ОглавлениеThe question “does genome size matter” is difficult to answer considering the three orders of magnitude in genome length that separate the largest and the smallest viral genomes. The two largest viral genomes known are those of Pandoravirus salinus (2.4 million bases of dsDNA) and Pandoravirus dulcis (1.9 million bases of dsDNA), encoding 2,541 and 1,487 open reading frames, respectively. The largest RNA virus genomes are far behind (Box 3.4). At the other end are anelloviruses, with a 1,759-base ssDNA genome encoding two proteins (Fig. 3.3B), and viroids, circular, single-stranded RNA molecules of 246 to 401 nucleotides that encode no protein (Volume II, Chapter 13). Anelloviruses include agriculturally important pathogens of chickens and pigs and torque teno (TT) virus, which infects >90% of humans with no known consequence. Viroids cause economically important diseases of crop plants.
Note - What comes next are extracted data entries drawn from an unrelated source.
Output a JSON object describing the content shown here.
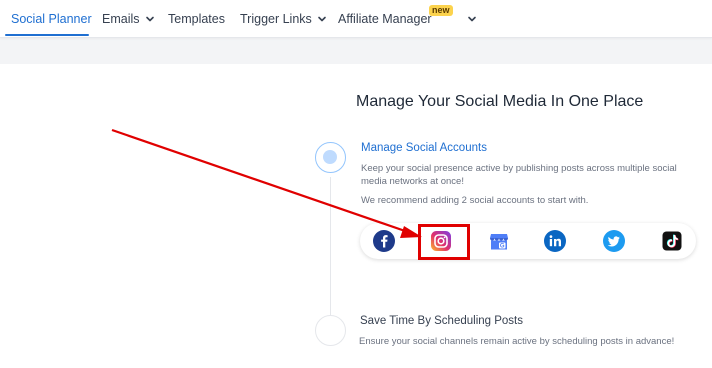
{
  "nav": {
    "items": [
      {
        "label": "Social Planner",
        "active": true
      },
      {
        "label": "Emails",
        "dropdown": true
      },
      {
        "label": "Templates"
      },
      {
        "label": "Trigger Links",
        "dropdown": true
      },
      {
        "label": "Affiliate Manager",
        "badge": "new",
        "dropdown": true
      }
    ],
    "active_color": "#1f6fd1",
    "badge_color": "#fcd34d"
  },
  "main": {
    "title": "Manage Your Social Media In One Place",
    "steps": [
      {
        "title": "Manage Social Accounts",
        "description": "Keep your social presence active by publishing posts across multiple social media networks at once!",
        "recommendation": "We recommend adding 2 social accounts to start with.",
        "active": true
      },
      {
        "title": "Save Time By Scheduling Posts",
        "description": "Ensure your social channels remain active by scheduling posts in advance!",
        "active": false
      }
    ],
    "social_icons": [
      "facebook-icon",
      "instagram-icon",
      "google-business-icon",
      "linkedin-icon",
      "twitter-icon",
      "tiktok-icon"
    ],
    "highlighted_icon": "instagram-icon",
    "annotation_color": "#e00000"
  }
}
All viruses with genome sizes spanning the range from the biggest to the smallest are successful as they continue to reproduce and spread within their hosts. Despite detailed analyses, there is no evidence that one size is more advantageous than another. All viral genomes have evolved under relentless selection, so extremes of size must provide particular advantages. One feature distinguishing large genomes from smaller ones is the presence of many genes that encode proteins for viral genome replication, nucleic acid metabolism, and countering host defense systems. When mimiviruses were first discovered, the surprise was that their genomes encoded components of the protein synthesis system, such as tRNAs and aminoacyl-tRNA synthetases. Tupanviruses, isolated from soda lakes in Brazil and deep ocean sediments, encode all 20 aminoacyl-tRNA synthetases, 70 tRNAs, multiple translation proteins, and more. Only the ribosome is lacking. Why would large viral genomes carry these genes when they are available in their cellular hosts? Perhaps by producing a large part of the translational machinery, viral mRNAs can be more efficiently translated. This explanation is consistent with the finding that the codon and amino acid usage of tupanvirus is different from that of the amoeba that it infects.